The demise of VMS (Video Monitoring Services of America) is a shocker and something that all PR/communications students should be aware of. It illustrates the powerful forces at work in PR and how the crucial service of media-monitoring has been affected.
Much of what business wants from social media is monitoring—an early warning system of things that might be wrong with a company’s products or marketing.
Keeping track of the Tower of Babel that is SM has helped PR to grow during a period of economic stagnation.
Forty-seven of the 150 PR firms ranked by O’Dwyer’s for 2010 had double-figure gains including 12 of the 25 biggest. The main reason for the growth, owners told this website, was increased monitoring activity.
The promise of SM is “conversations” with interested parties which can result in lots of billable time. Monitoring, not communications, is the rage these days.
Press contact has been formalized, largely limited to trading e-mails with reporters. Among those closely monitored by management are the PR pros themselves.
![]() Waggoner |
Assets are $6.4M in receivables and $9.7M in office equipment and supplies. The largest creditor is owed $5.6M. Hundreds of unsecured creditors are listed in the bankruptcy filing. Employees were paid through last week but did not get severance pay or ongoing health benefits.
VMS, whose chairman is Robert Waggoner, (also chairman of BurrellesLuce, press release distribution and monitoring firm), was hit with competition from individuals who can do research via Google and other search engines as well as competition from major firms like Vocus, Cision and Critical Mention.

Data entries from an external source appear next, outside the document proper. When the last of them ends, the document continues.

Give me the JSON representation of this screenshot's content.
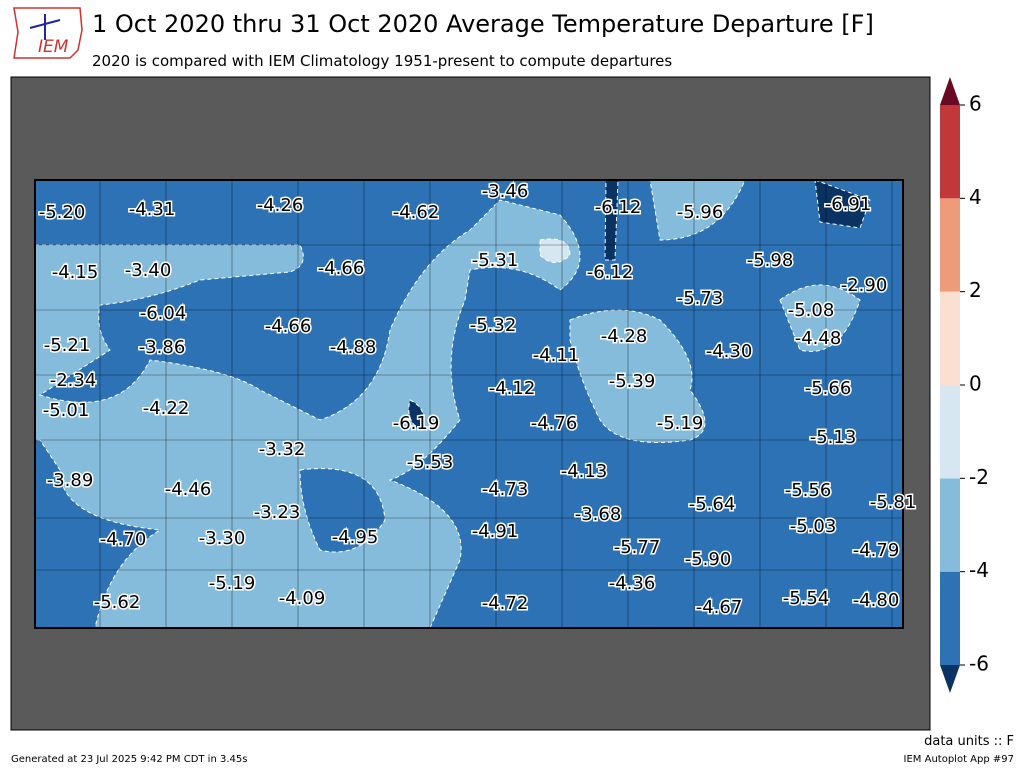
{
  "header": {
    "title": "1 Oct 2020 thru 31 Oct 2020 Average Temperature Departure [F]",
    "subtitle": "2020 is compared with IEM Climatology 1951-present to compute departures",
    "logo": "IEM"
  },
  "stations": [
    "-5.20",
    "-4.31",
    "-4.26",
    "-4.62",
    "-3.46",
    "-6.12",
    "-5.96",
    "-6.91",
    "-4.15",
    "-3.40",
    "-4.66",
    "-5.31",
    "-6.12",
    "-5.98",
    "-2.90",
    "-6.04",
    "-4.66",
    "-5.32",
    "-5.73",
    "-5.08",
    "-5.21",
    "-3.86",
    "-4.88",
    "-4.28",
    "-4.48",
    "-4.11",
    "-4.30",
    "-2.34",
    "-5.39",
    "-5.66",
    "-4.12",
    "-5.01",
    "-4.22",
    "-6.19",
    "-4.76",
    "-5.19",
    "-5.13",
    "-3.32",
    "-5.53",
    "-4.13",
    "-3.89",
    "-4.46",
    "-4.73",
    "-5.56",
    "-5.81",
    "-5.64",
    "-3.23",
    "-3.68",
    "-5.03",
    "-4.70",
    "-3.30",
    "-4.95",
    "-4.91",
    "-5.77",
    "-4.79",
    "-5.90",
    "-4.36",
    "-5.19",
    "-4.09",
    "-5.54",
    "-4.80",
    "-4.72",
    "-5.62",
    "-4.67"
  ],
  "colorbar": {
    "ticks": [
      -6,
      -4,
      -2,
      0,
      2,
      4,
      6
    ],
    "colors": [
      "#2c72b4",
      "#86bcdb",
      "#d6e7f1",
      "#fbe0d1",
      "#ee9b7a",
      "#c2383a"
    ],
    "under": "#0a3263",
    "over": "#6a0a22"
  },
  "footer": {
    "units": "data units :: F",
    "generated": "Generated at 23 Jul 2025 9:42 PM CDT in 3.45s",
    "app": "IEM Autoplot App #97"
  }
}
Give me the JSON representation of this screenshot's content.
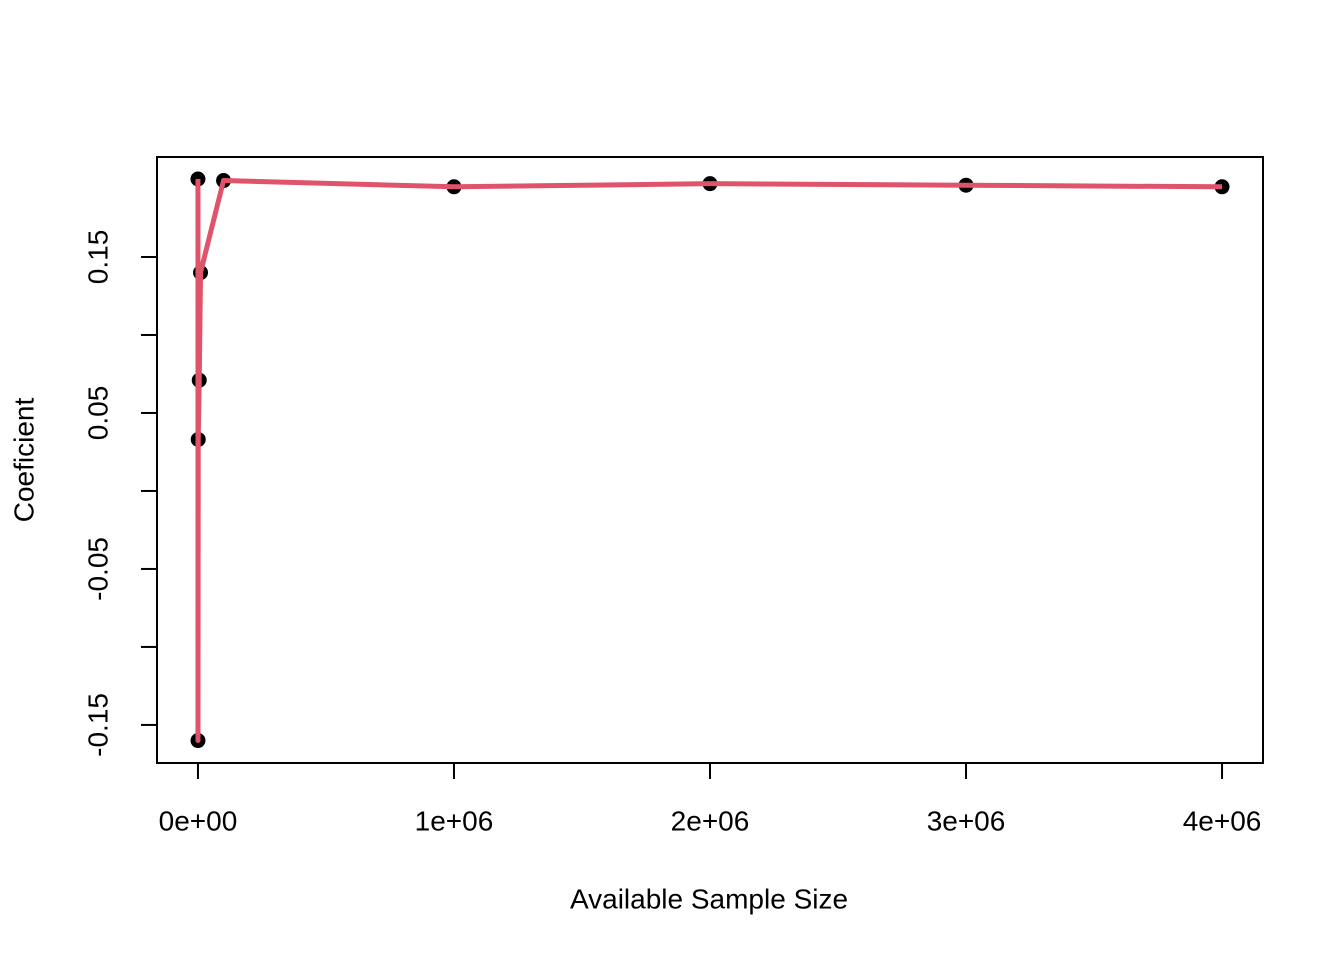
{
  "chart_data": {
    "type": "line",
    "x_label": "Available Sample Size",
    "y_label": "Coeficient",
    "x": [
      10,
      100,
      1000,
      5000,
      10000,
      100000,
      1000000,
      2000000,
      3000000,
      4000000
    ],
    "series": [
      {
        "color": "#DF536B",
        "point_color": "#000000",
        "values": [
          0.2,
          -0.16,
          0.033,
          0.071,
          0.14,
          0.199,
          0.195,
          0.197,
          0.196,
          0.195
        ]
      }
    ],
    "xlim": [
      -160000,
      4160000
    ],
    "ylim": [
      -0.1744,
      0.2141
    ],
    "xticks": [
      {
        "value": 0,
        "label": "0e+00"
      },
      {
        "value": 1000000,
        "label": "1e+06"
      },
      {
        "value": 2000000,
        "label": "2e+06"
      },
      {
        "value": 3000000,
        "label": "3e+06"
      },
      {
        "value": 4000000,
        "label": "4e+06"
      }
    ],
    "yticks": [
      -0.15,
      -0.1,
      -0.05,
      0,
      0.05,
      0.1,
      0.15
    ]
  }
}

Waggoner is a member of the Council on Foreign Relations, the Harvard Business School Visiting Committee, the Dean’s Council at the Harvard School of Public Health, and is the former chairman of the Harvard College Visiting Committee.
A trustee and chairman emeritus of the New Jersey Symphony Orchestra, he is also a founder and director of the New Jersey Performing Arts Center and a director of E3, a New Jersey school choice alliance. He holds a B.A. from Harvard University and an M.B.A. from Harvard Business School.
Burrelle’s was founded as a press clipping business in 1888 and merged with Luce Press Clippings in 2003.